O presidente Bolsonaro tem investigações abertas contra ele no STF e Lula enfrentou processos na Justiça nos últimos anos. Então, mais do que uma resposta ao eleitorado, o presidente da República, seja ele quem for, terá interesse pessoal na nomeação do PGR. Esses interesses afetem a instituição?

– O critério de escolha deve ser republicano. Quando a subjetividade passa a ser mais importante do que o cargo, isso está errado. O procurador-geral da República nem é o algoz do presidente da República, nem é o advogado do presidente da República.

O senhor acredita que Lula, se for eleito, vai adotar a lista tríplice?

– Acredito e espero que sim.

Aras continuará no comando da PGR no início do governo Lula, se o petista for eleito. Nesse cenário, o senhor acredita que Aras se torne mais combativo?

– Eu acho que ele vai ser cauteloso, é uma questão de postura mesmo do Aras. Ele tem esse olhar de que ele não pode estar na ribalta política, e que o Ministério Público não é componente do ambiente político. Não acredito que, por ser governo Lula ou Bolsonaro, ele passaria a ser incisivo, independente de simpatia. Ele defende um Ministério Público mais contido.

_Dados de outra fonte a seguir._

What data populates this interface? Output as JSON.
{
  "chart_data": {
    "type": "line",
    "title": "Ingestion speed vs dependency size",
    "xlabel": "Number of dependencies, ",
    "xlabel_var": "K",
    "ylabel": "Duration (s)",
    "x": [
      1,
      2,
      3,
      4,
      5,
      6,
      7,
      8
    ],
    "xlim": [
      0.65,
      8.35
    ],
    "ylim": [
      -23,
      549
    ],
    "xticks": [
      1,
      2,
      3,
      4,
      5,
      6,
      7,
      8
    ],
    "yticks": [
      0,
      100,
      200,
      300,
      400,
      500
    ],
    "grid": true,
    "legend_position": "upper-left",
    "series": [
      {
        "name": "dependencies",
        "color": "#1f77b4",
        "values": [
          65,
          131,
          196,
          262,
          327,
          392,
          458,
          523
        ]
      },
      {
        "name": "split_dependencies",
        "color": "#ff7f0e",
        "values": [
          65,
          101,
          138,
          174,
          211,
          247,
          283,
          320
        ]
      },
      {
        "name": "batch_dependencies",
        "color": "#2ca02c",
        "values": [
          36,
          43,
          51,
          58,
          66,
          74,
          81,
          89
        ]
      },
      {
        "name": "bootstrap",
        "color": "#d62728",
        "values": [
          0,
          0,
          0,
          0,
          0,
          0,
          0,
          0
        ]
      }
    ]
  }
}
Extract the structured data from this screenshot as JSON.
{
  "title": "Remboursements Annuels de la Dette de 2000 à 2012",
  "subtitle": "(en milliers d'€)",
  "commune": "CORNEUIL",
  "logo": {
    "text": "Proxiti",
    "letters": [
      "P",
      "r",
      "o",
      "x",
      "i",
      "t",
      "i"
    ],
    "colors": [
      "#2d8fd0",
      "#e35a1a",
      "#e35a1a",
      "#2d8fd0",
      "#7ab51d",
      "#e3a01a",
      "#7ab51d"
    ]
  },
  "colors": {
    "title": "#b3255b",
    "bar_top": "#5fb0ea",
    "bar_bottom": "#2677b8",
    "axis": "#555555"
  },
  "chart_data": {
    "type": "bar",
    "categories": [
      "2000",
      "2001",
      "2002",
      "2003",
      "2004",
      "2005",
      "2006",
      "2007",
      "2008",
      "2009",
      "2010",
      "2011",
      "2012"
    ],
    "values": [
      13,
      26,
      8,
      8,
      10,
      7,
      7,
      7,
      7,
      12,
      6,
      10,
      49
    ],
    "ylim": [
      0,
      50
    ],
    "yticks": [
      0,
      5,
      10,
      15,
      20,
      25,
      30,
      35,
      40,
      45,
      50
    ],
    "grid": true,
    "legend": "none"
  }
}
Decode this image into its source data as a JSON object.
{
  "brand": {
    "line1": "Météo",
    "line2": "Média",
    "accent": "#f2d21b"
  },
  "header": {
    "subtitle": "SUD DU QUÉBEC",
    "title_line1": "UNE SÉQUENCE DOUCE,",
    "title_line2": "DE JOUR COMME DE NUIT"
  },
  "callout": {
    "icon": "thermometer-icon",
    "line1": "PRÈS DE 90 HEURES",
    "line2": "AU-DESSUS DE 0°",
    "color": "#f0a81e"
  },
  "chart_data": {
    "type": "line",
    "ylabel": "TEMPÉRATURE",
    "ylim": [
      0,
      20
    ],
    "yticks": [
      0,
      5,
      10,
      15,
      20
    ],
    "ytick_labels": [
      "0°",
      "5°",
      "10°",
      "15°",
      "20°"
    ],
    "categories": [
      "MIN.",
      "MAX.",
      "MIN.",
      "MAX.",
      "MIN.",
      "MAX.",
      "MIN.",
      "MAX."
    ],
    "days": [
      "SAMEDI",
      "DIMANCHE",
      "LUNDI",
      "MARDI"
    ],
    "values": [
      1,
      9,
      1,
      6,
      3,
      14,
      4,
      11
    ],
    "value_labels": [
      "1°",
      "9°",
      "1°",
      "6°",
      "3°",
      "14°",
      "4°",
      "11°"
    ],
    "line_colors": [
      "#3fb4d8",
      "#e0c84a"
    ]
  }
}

O senhor acha que o Ministério Público deveria ser mais aguerrido?

– O Ministério Público tem que ser aguerrido sempre, com responsabilidade. É um cargo incômodo, temos o papel de apontar erros. Mas ser incômodo não significa ser irresponsável.

Por que a PGR e o Judiciário passaram a ser tão importantes para os candidatos a presidente, o que não acontecia em campanhas passadas?

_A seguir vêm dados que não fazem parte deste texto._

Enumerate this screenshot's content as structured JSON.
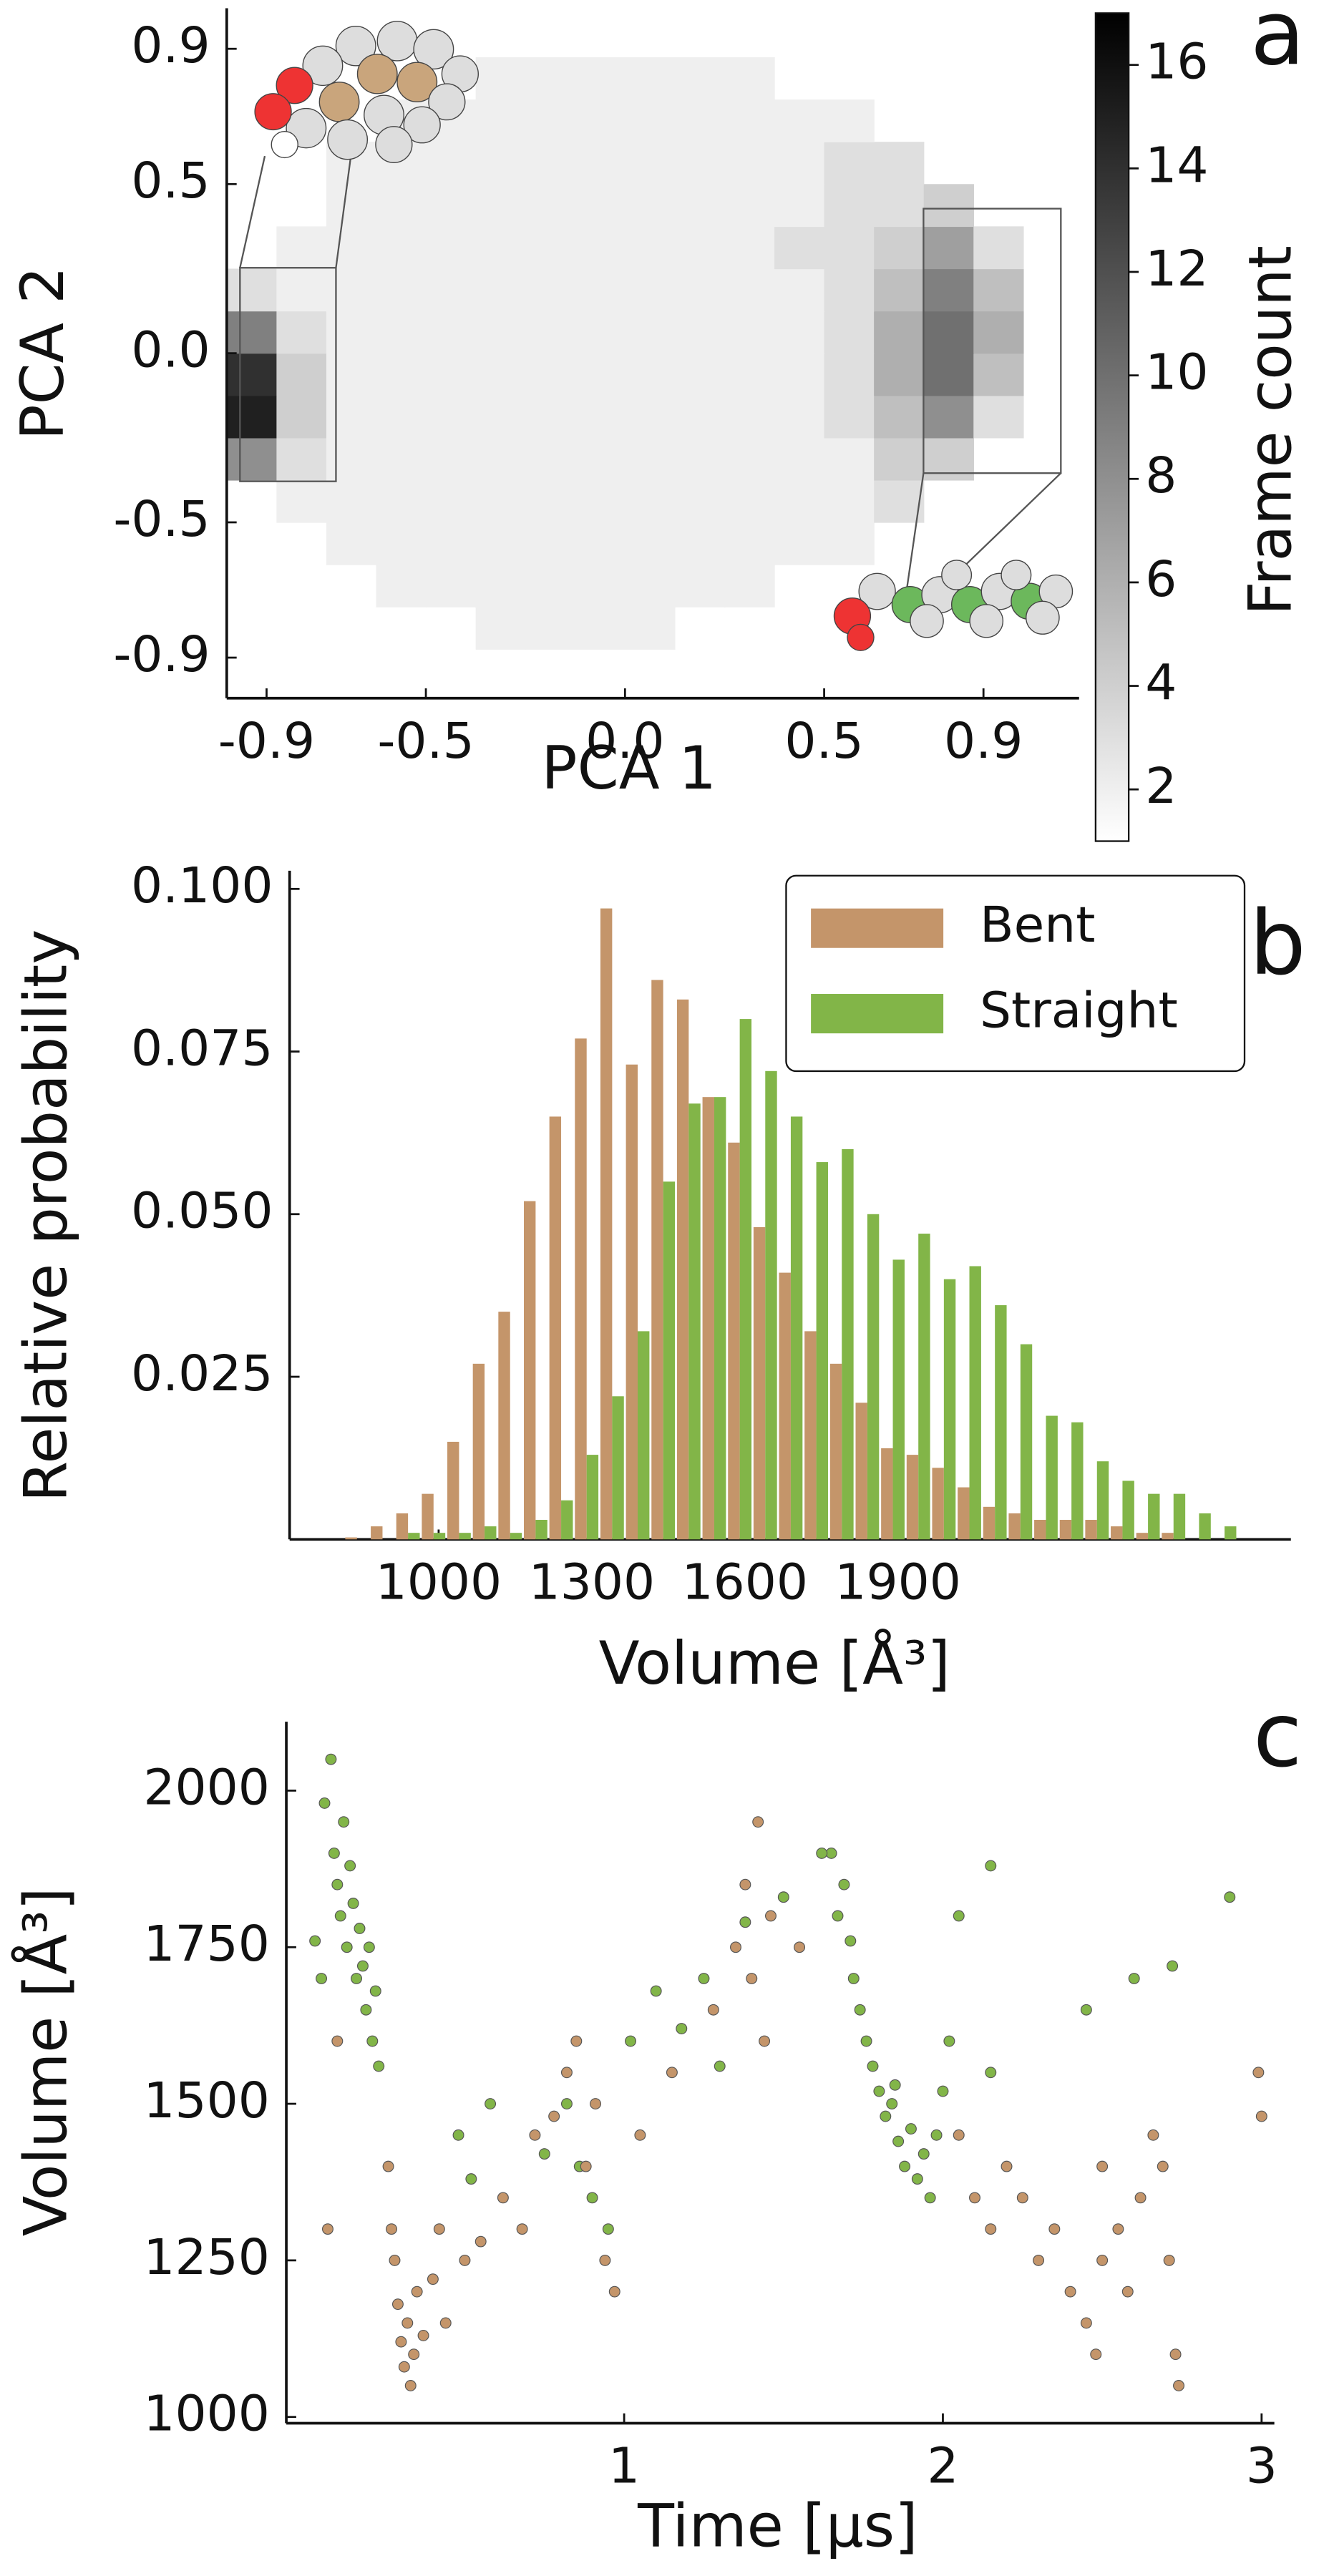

– Quem conhecia no início dos anos 2000 o nome dos ministros do Supremo? Quem conhecia o nome do procurador-geral da República? A cúpula do Ministério Público e do Poder Judiciário começou a se tornar socialmente conhecida. Uma sequência de fatos acabou mudando isso. Mensalão e Lava Jato colocaram o Supremo e o procurador-geral, que é quem faz as acusações, no ringue. E temos casos concretos: um candidato ficou mais de 500 dias preso com decisões do Supremo que o afetaram diretamente. É inevitável que esse protagonismo que o Supremo e a PGR atingiram nos últimos anos acabe sendo trazido para as eleições. Ainda mais quando temos nos últimos anos críticas contundentes de parte do Congresso à postura do Aras. É uma coisa contraditória. As críticas são fortes agora mas, nas últimas sabatinas, o Senado foi especialmente acolhedor ao Aras.